We’re Living in a New Golden Age of Muscle Cars
Back in the Day
The first era of muscle cars started in 1964 with the release of the Pontiac GTO. The formula was to put a big V-8 in a smaller body car. Soon Ford, Chevy, and later Chrysler joined in. The original muscle car era reached its peak in 1970 with the Ford Boss 429 Mustang, the Chevy 454 SS Chevelle and the Dodge 426 Hemi R/T Challenger.
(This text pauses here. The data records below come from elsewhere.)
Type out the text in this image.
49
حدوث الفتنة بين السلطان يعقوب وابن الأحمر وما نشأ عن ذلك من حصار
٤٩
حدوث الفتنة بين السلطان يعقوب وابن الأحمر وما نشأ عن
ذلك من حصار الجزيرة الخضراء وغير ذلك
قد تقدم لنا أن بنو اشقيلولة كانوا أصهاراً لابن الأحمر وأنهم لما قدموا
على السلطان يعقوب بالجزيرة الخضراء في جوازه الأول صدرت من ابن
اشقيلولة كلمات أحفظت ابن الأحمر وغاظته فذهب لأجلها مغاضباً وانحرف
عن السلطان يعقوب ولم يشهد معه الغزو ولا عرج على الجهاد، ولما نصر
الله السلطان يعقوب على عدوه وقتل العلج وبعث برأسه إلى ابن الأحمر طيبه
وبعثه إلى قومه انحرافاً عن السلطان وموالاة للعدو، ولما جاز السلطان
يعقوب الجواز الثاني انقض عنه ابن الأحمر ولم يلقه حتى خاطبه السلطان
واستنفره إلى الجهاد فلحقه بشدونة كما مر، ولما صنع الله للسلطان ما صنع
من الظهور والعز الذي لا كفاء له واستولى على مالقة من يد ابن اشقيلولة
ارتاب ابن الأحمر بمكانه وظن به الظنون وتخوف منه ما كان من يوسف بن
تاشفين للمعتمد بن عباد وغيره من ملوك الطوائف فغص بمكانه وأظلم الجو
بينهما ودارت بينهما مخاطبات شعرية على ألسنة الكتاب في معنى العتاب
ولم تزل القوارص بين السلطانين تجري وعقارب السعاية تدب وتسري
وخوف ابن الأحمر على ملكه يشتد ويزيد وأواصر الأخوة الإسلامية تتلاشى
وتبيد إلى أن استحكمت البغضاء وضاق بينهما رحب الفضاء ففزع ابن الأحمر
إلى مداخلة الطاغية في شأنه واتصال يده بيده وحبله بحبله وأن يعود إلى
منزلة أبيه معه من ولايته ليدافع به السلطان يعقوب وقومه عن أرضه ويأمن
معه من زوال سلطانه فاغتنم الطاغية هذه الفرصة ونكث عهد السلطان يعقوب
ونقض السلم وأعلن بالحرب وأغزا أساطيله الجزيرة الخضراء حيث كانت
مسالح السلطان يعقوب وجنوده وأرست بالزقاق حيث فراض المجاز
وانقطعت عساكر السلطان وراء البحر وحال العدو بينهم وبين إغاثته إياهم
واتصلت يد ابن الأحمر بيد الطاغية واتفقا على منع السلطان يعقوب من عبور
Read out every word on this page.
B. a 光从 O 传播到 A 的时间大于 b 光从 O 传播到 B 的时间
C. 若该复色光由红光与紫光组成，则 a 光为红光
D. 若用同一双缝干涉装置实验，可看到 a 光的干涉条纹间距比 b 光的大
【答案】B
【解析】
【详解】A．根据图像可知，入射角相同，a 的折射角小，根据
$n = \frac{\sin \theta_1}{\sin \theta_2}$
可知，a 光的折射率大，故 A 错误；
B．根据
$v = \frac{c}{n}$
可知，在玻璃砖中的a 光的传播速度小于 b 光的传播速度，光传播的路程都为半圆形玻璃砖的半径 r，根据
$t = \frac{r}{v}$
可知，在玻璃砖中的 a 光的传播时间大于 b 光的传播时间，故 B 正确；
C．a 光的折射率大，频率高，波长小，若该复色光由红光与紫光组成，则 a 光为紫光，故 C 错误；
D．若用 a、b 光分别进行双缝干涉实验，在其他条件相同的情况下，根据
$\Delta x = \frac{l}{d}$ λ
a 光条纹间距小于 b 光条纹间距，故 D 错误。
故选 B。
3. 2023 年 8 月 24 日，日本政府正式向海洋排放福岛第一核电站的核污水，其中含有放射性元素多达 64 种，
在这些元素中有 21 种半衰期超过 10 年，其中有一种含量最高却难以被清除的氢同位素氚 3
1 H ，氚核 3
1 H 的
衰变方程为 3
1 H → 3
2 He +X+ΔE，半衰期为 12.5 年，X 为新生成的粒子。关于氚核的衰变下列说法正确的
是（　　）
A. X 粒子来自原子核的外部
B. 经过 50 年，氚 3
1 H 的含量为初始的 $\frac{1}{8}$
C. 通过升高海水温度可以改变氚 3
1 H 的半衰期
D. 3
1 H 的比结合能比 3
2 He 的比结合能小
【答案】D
After 1970 some serious EPA restrictions for emissions kicked in, and the muscle car went downhill. Manufacturers had to add catalytic converters and work with unleaded fuel. By 1975, even the mighty Corvette standard engine had less than 200 horsepower. The once-proud Mustang GT’s V-8 was replaced by an anemic four-cylinder and was renamed the Mustang II in 1974. A standard engine 1.8-liter VW Golf today would dust a 1978 Pontiac Trans Am big block 0 to 60 MPH. Your grandma’s Toyota Avalon would easily do the same. It was a sad time for car enthusiasts.
Back with a Vengeance
Fortunately for us car nuts, we are in the midst of a second heyday for the muscle car. Engineers have figured out how to meet emissions requirements and still give us the power we want. For 2017, we can buy a 526 HP Ford Shelby Mustang GT350, a 650 HP Chevy Camaro ZL-1, and a 705 HP Dodge Hellcat Challenger. The tire smoke is back, baby! And it’s better than ever. Modern muscle cars not only have cleaner emissions, but they’re better in nearly every respect. They’re considerably faster, safer, and get better gas mileage compared to the muscle cars of the past.
So how do our high water mark cars from the old-school muscle car era stack up to our present muscle? According to Car and Driver magazine, the new Shelby Mustang GT350 goes from zero to 60 MPH in 4.3 seconds. The Chevy Camaro ZL-1 does it in 3.5 seconds, and the Dodge Hellcat Challenger does it in 3.6 seconds. The old Boss 429 Mustang did zero-60 in 6.9 seconds, the Chevelle 454 SS in 5.3 seconds, and the 426 Hemi R/T Challenger did it in 5.2 seconds. The new muscle cars easily win a drag race. And they are much better at taking curves than the older muscle cars, which were made for mostly straight line driving.
The new golden age of muscle cars may not last forever. If you have the money and can afford the higher insurance cost, our current low gas prices mean that now may be the best time to get a muscle car. Maybe you can’t afford the top-of-the-line Hellcat or Shelby Mustang, but you can find a lower horsepower version with a V-8 for thousands less—and well under the sticker price if you know how to bargain.